Author: Tim Cumming
View album and artist detailsArtist/band: |
The Askew Sisters |
Label: |
Oakmere Music |
Magazine Review Date: |
July/2019 |
The Askews have released some of the most striking folk music of recent years, from Hazel's involvement in Lady Maisery and Coven; Emily's folk-meets-early-music album Alchemy, her fiddle trio Alma, and work for Shakespeare's Globe; as well as their three albums as a duo, including the Spiral Earth Best Traditional Album of 2015, In the Air or the Earth.
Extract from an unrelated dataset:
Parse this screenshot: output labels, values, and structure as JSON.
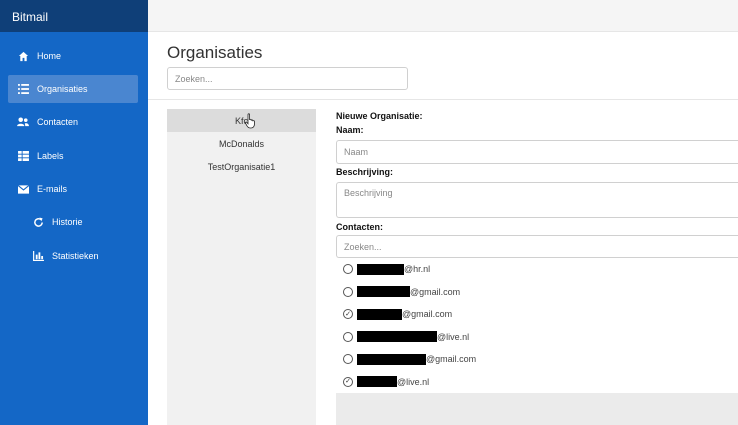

Enclosure takes its themes from the land enclosures of the 18th and 19th centuries, and is a metaphor for disconnection, captivity, place and power in the present age. The opener, ‘I Wandered by the Brookside’, focuses on internal disconnections while ‘Goose & Common’ tackles the privatisation of place and resources. A lovely account of ‘Georgie’ is bound up in the social enclosures of class, while ‘My Father Built Me a Pretty Little Tower’ (a variant of ‘The Famous Flower of Serving Men’) and ‘Castle by the Sea’ both explore the enclosures of gender, power, life and death. The closing ‘Moorfields’ is a Bedlam song, voiced by a woman incarcerated for love across class divides, complete with errant floating verses – from outside the enclosures of the song – that cast a new dimension and even a glimmer of freedom and hope.